Given the title of Giovanni Intra’s 365 days, we could be forgiven for thinking that the artist dutifully took a photograph of his hand every day for an entire year. His fingers are splayed or drawn together, depending perhaps on mood or daily circumstance. These prints are arranged in a simple grid with the final hand dangling at the bottom, suggesting the work is unfinished and that the fingers could keep going for another day, week, month or year …
The truth is that these photographs were shot in just a single night. 365 days represents not the course of a year, but quite the opposite: a flash of nocturnal activity. The occasional double exposure suggests a hand quivering with excitement — a repetitive, almost mystical energy.

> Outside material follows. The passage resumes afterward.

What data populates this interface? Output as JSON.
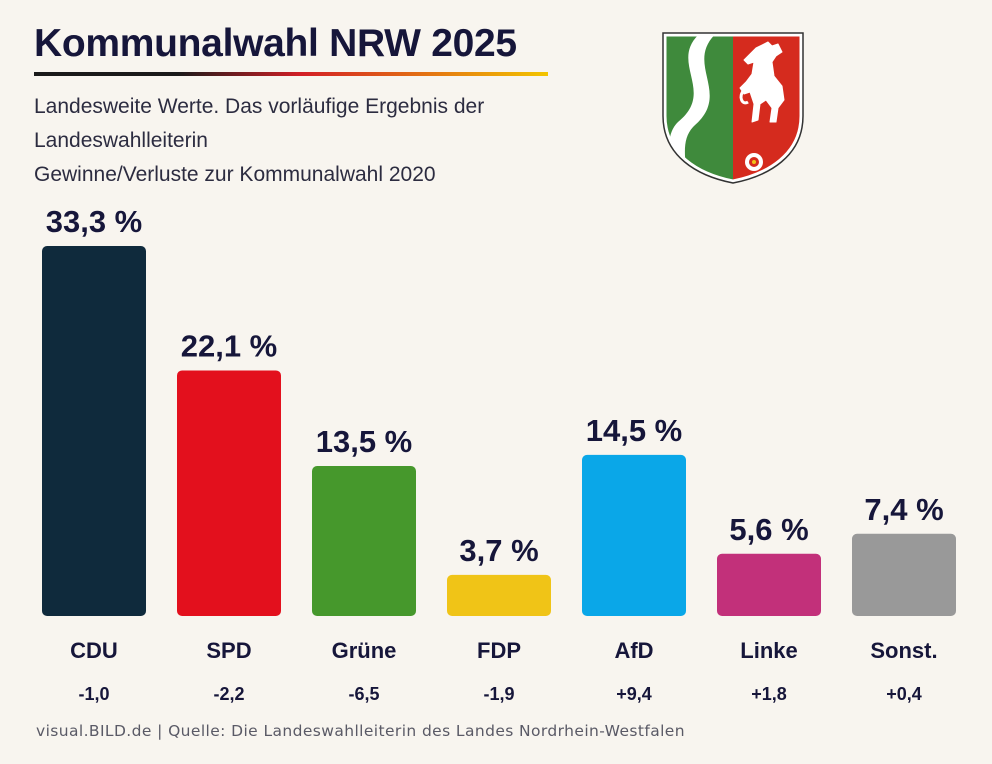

Although Intra was well aware of the Christian symbolism of the hand of God and ritual gestures of devotion, his primary target was more satirical: the repetitive and serialised processes adopted by an earlier generation of conceptual artists. In the 1970s the New Zealand artist Billy Apple documented his own bodily excretions by collecting ear wax, nasal fluid and semen on tissues that were exhibited in Body activities in 1971. While Apple’s pieces were socially transgressive, Intra took aim at the earnest, arty seriousness underlying his work. In a 1994 interview, he said: ‘The rigorous morality of this kind of conceptual work, the ethic of its truthfulness, its scientific feel, all of it’s easy to manipulate, and quite manipulative. I faked it.’1
In his witty take on conceptual art practices, Intra embraced the jocular irreverence of surrealism. His camera functioned less like a mechanism for documenting the truth of what ‘really happened’ and more like a photocopier reeling off multiple prints of the same cheeky left hand. Created just before the demise of film photography, 365 days anticipates something of the easy playfulness of the digital image. Intra’s work might remind us of that other great 1990s guerrilla medium: the black and white ’zine, furtively Xeroxed on the work photocopier just after the boss has gone home.
Kate Brettkelly-Chalmers
1 Barbara Blake and Giovanni Intra, ‘Giovanni Intra: Germ-free adolescence’, Art New Zealand, no. 70, Autumn 1994, p. 71.